In the end, central tendencies give us an idea about the “expected value” in a dataset.
Some popular measures of central tendency are:
- Average (The mean)
- Mode (The most frequently occurring value)
- Median (The middle value)
Which measure of central tendency is more useful depends on the dataset.
Consider the following datasets:
1) 20000, 50000, 40000, 30000, 10000. Here, the median (middle value) is most representative of the central tendency.
2) 20000, 20000, 20000, 120000, 20,000. Here, mode (most frequently occurring value) is most representative of the central tendency.
3) 20000, 50000, 25000, 35000, 40000. Here, neither mode nor median can represent the data’s central tendency. In this case, the best central measure is the average value (mean).
Measures of dispersion
It is obviously quite useful to determine the central tendency of a dataset. But another useful characteristic of data is the dispersion or the spread. How spread out is the data? There are many measures of dispersion. For example, range, which is the difference between the highest and lowest values in the dataset. We may ask “what is the price range of a Rolex watch?” The answer is the difference between the cheapest price value and the most expensive price value. As you can see, by measuring range, we try to form an idea of how spread out the values are.
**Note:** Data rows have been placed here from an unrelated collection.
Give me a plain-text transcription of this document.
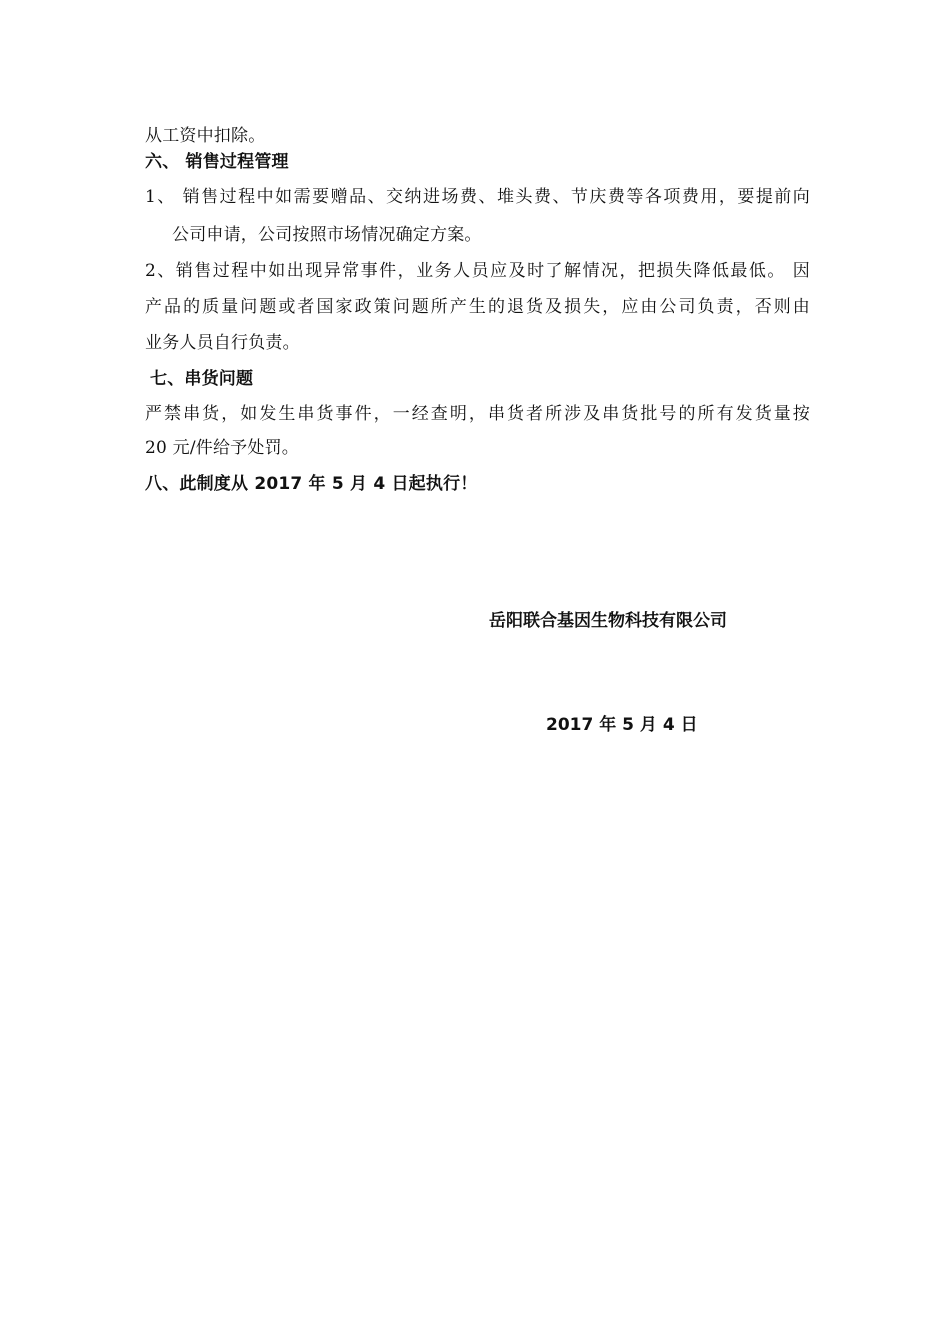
从工资中扣除。
六、 销售过程管理
1、 销售过程中如需要赠品、交纳进场费、堆头费、节庆费等各项费用，要提前向
公司申请，公司按照市场情况确定方案。
2、销售过程中如出现异常事件，业务人员应及时了解情况，把损失降低最低。 因
产品的质量问题或者国家政策问题所产生的退货及损失，应由公司负责，否则由
业务人员自行负责。
七、串货问题
严禁串货，如发生串货事件，一经查明，串货者所涉及串货批号的所有发货量按
20 元/件给予处罚。
八、此制度从 2017 年 5 月 4 日起执行！
岳阳联合基因生物科技有限公司
2017 年 5 月 4 日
Another measure of dispersion is standard deviation. Consider the following datasets:
- 10, 30, -10, 20
- 10, 9, 8, 7, 6
Just by eyeballing the two datasets, you can tell that there is more dispersion in the first dataset than the second. This should reflect from each of their standard deviations, since standard deviation is a measure of dispersion. Indeed, it is reflected when we calculate the standard deviations for the two datasets using the formula. We get approximately 14.79 for the first dataset and 1.414 for the second dataset. Clearly, 14.79 indicates greater dispersion than 1.414.
Questions to think about
1) If you have data for the salaries of entry-level HR professionals, what is the best measure of central tendency? The mean, median or mode?
2) When you’re calculating income disparity in a region, which measures of central tendency and which measures of dispersion are most useful? Why?
Thank you for reading.